Hansjochen Korn war nach langer Krankheit zu Hause einfach im Schlaf gestorben. Renate hatte es erst am nächsten Morgen gemerkt. Viele von Korns Feinden hatten nicht dieses Glück gehabt.

Korn stammte aus kleinen Verhältnissen, hatte sich mit Grips und Gewalt hochgearbeitet und dafür viele Revierkämpfe führen müssen. Zimperlich war er nie gewesen. Seiner Frau und seinem Sohn hinterließ er, soweit Jahns es abschätzen konnte, ein großes, gutgehendes Bordellimperium.  Nachdem der Patriarch aber nicht mehr da war, würde das Geschäft künftig stärker unter Druck geraten. So wie beim Römischen Reich, dachte Jahns.

Korn hatte seine Trauerfeier noch selbst genau planen können. Von der Blumendekoration (Lilien, weiß) bis zum Chor (gemischt, schwarze Kleidung, Psalm 23) – er hatte alles geregelt. Offener Sarg, also mit entsprechender Aufbereitung.

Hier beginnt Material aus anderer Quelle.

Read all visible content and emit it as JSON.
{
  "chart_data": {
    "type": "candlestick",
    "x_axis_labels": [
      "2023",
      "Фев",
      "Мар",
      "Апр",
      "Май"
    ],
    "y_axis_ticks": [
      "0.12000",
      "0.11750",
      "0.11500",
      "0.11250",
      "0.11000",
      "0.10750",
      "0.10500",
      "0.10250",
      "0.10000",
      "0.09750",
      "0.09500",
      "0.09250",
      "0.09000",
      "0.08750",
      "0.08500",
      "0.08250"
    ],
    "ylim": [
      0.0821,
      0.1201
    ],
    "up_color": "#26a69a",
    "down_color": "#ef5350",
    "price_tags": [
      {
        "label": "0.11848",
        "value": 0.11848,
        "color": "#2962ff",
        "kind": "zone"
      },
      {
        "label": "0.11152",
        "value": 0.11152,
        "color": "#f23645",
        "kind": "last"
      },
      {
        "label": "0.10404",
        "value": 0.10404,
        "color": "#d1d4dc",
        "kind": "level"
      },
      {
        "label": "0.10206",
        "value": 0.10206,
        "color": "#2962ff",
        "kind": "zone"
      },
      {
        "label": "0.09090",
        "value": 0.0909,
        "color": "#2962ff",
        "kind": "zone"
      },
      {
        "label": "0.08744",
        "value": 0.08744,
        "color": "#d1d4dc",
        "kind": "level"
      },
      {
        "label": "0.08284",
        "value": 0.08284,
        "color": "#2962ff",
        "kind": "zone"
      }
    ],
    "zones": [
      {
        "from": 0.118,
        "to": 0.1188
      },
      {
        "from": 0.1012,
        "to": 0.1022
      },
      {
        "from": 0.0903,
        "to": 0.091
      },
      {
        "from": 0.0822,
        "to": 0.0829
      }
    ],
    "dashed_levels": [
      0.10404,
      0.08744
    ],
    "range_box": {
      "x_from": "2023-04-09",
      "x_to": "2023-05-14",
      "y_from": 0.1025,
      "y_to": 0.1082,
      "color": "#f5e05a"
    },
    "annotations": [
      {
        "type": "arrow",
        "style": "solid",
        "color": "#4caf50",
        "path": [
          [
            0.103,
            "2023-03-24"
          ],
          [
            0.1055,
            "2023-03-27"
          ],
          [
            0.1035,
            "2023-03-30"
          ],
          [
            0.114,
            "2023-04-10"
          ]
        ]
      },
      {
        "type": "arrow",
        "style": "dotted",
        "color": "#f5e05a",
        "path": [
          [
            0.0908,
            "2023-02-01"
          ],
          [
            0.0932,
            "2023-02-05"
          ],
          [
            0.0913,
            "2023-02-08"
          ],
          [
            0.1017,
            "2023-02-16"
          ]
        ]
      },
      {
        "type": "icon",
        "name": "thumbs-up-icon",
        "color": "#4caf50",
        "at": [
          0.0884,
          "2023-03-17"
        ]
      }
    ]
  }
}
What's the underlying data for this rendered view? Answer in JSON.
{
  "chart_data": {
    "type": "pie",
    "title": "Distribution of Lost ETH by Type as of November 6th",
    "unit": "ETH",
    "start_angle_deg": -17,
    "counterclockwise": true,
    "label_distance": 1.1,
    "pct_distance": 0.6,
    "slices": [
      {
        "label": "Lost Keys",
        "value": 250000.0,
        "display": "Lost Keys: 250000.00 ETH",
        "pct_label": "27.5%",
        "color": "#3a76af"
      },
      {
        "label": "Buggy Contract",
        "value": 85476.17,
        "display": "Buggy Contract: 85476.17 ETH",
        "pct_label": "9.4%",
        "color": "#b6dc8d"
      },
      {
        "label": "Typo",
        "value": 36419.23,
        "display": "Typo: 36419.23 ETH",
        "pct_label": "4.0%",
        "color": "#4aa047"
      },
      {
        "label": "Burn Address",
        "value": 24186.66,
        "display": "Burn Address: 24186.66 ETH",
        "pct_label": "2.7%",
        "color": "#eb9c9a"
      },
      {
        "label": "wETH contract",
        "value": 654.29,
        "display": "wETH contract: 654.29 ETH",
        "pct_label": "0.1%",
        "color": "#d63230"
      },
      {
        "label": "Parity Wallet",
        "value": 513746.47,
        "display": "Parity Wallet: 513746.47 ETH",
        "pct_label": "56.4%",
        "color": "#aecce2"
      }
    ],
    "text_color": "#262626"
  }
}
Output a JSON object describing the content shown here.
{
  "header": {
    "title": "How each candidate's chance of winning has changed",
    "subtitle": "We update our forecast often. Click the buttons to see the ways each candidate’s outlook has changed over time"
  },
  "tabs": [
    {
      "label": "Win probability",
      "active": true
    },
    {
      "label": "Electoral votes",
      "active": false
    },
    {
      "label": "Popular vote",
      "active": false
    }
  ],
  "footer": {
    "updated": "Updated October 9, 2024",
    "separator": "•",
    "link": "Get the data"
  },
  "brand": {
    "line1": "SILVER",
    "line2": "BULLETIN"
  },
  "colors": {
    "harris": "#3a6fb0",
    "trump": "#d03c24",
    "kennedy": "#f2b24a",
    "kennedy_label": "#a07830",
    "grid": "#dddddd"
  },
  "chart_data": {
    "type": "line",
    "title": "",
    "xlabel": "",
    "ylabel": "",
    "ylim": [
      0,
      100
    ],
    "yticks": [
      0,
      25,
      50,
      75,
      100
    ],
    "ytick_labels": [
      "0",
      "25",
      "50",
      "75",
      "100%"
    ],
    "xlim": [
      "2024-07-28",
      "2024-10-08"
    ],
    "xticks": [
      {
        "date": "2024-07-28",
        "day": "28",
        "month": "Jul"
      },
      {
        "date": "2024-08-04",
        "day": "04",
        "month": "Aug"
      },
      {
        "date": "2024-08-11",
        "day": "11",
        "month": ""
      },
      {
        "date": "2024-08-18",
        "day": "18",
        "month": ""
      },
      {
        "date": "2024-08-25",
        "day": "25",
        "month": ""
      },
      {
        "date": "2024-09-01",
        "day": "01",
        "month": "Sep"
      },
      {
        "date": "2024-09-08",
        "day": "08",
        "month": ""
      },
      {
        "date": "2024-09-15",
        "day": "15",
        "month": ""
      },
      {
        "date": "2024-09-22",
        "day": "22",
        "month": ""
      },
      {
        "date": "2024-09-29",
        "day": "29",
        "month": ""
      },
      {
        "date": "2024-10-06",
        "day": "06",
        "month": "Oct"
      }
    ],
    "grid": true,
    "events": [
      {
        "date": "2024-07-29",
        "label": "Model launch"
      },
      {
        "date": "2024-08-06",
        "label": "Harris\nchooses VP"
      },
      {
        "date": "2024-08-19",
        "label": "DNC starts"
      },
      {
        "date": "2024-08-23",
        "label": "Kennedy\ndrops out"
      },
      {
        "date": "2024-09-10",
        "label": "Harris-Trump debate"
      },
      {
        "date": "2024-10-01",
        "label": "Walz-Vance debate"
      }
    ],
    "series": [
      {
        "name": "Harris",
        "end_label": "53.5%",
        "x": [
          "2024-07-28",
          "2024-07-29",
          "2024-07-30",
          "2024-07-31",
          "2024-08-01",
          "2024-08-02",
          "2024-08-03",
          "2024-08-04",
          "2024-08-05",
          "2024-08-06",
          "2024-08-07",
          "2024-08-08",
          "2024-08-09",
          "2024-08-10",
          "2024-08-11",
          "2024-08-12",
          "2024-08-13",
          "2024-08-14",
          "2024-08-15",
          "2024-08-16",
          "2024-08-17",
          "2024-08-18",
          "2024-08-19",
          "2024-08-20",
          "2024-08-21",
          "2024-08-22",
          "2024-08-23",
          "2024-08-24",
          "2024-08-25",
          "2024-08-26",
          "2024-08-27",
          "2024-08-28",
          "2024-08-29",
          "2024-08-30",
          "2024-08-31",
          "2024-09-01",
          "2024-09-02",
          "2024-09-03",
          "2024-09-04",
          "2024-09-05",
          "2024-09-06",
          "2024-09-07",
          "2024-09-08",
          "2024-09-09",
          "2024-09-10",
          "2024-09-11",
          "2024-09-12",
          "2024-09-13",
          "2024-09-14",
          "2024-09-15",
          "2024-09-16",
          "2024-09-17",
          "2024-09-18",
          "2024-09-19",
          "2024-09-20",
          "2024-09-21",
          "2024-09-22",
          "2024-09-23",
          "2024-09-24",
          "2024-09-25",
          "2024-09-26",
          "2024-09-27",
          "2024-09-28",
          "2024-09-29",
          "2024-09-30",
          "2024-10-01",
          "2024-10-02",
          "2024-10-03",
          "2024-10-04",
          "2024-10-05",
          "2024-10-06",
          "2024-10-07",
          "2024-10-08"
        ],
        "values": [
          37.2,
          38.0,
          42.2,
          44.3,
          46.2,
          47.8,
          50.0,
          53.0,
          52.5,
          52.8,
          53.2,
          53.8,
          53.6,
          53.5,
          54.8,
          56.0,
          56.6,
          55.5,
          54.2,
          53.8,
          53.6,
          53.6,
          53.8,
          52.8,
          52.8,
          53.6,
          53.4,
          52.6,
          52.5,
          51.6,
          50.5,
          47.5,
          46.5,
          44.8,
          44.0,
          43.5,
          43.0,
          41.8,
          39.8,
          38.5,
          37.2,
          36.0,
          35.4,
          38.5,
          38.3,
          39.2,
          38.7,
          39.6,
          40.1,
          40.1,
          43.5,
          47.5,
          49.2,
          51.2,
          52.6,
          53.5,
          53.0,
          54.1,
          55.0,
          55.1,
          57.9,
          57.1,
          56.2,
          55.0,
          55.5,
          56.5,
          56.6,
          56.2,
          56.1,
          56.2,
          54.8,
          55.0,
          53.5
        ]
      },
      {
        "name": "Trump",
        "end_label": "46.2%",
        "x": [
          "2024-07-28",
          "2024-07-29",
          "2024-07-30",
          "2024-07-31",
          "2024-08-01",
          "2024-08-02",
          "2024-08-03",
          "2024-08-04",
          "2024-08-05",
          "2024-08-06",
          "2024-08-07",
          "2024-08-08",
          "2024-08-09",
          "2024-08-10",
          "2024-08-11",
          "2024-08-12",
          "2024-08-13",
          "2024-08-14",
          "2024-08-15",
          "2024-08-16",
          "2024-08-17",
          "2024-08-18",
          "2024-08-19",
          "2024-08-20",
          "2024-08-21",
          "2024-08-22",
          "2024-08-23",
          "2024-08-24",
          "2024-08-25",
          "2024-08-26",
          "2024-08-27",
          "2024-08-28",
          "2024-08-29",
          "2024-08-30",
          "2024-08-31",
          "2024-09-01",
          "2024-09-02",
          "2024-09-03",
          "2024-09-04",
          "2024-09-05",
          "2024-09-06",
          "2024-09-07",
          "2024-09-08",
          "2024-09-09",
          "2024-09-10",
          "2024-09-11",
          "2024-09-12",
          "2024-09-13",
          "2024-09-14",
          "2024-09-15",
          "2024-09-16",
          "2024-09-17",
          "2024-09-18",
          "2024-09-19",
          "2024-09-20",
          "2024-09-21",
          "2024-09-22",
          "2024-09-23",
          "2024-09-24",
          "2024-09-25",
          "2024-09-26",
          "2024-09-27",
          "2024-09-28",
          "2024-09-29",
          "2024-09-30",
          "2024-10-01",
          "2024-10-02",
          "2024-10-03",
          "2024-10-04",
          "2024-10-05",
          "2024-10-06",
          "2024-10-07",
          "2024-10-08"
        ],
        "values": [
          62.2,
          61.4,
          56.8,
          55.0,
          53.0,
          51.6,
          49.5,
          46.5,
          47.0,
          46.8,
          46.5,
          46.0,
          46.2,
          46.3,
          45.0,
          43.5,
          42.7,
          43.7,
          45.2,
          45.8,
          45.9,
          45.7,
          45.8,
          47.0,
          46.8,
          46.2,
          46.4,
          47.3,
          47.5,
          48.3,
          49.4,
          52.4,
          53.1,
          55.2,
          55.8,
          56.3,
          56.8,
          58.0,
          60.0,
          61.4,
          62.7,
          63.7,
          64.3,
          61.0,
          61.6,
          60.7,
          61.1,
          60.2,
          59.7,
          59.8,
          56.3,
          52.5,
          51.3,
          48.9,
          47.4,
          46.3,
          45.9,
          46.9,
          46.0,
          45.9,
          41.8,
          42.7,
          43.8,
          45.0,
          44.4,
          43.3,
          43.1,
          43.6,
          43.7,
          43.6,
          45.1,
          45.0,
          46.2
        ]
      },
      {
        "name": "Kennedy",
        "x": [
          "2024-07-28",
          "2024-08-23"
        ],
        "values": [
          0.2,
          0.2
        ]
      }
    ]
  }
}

Jahns hatte Übung, denn es war nicht das erste Mal, dass er für die Halb-/Unterwelt arbeitete. Auch die Sitzordnung bei der Trauerfeier hatte Korn entworfen. Renate überreichte Jahns das Dokument. „Was ist, wenn nicht alle kommen?“, fragte er. „Sie werden kommen“, antwortete Korn. „Bitte stellen Sie jemand neben den Sarg. Ich will nicht, dass die Leute Nadeln in ihn stechen, um sicher zu gehen, dass er auch wirklich tot ist“, bat Renate Korn. Jahns sicherte ihr zu, dass er sich darum kümmern werde.

Bei allen Entscheidungen, die Hansjochen Korn nicht selbst getroffen hatte, gab es keine Diskussionen: Mutter und Sohn wählten jedes Mal die teuerste Variante. Sie wussten, dass die anwesenden Wettbewerber jedes Detail bewerten würden und sie wollten sich keine Blöße geben. Vor allem nicht vor Balzer und Nowak.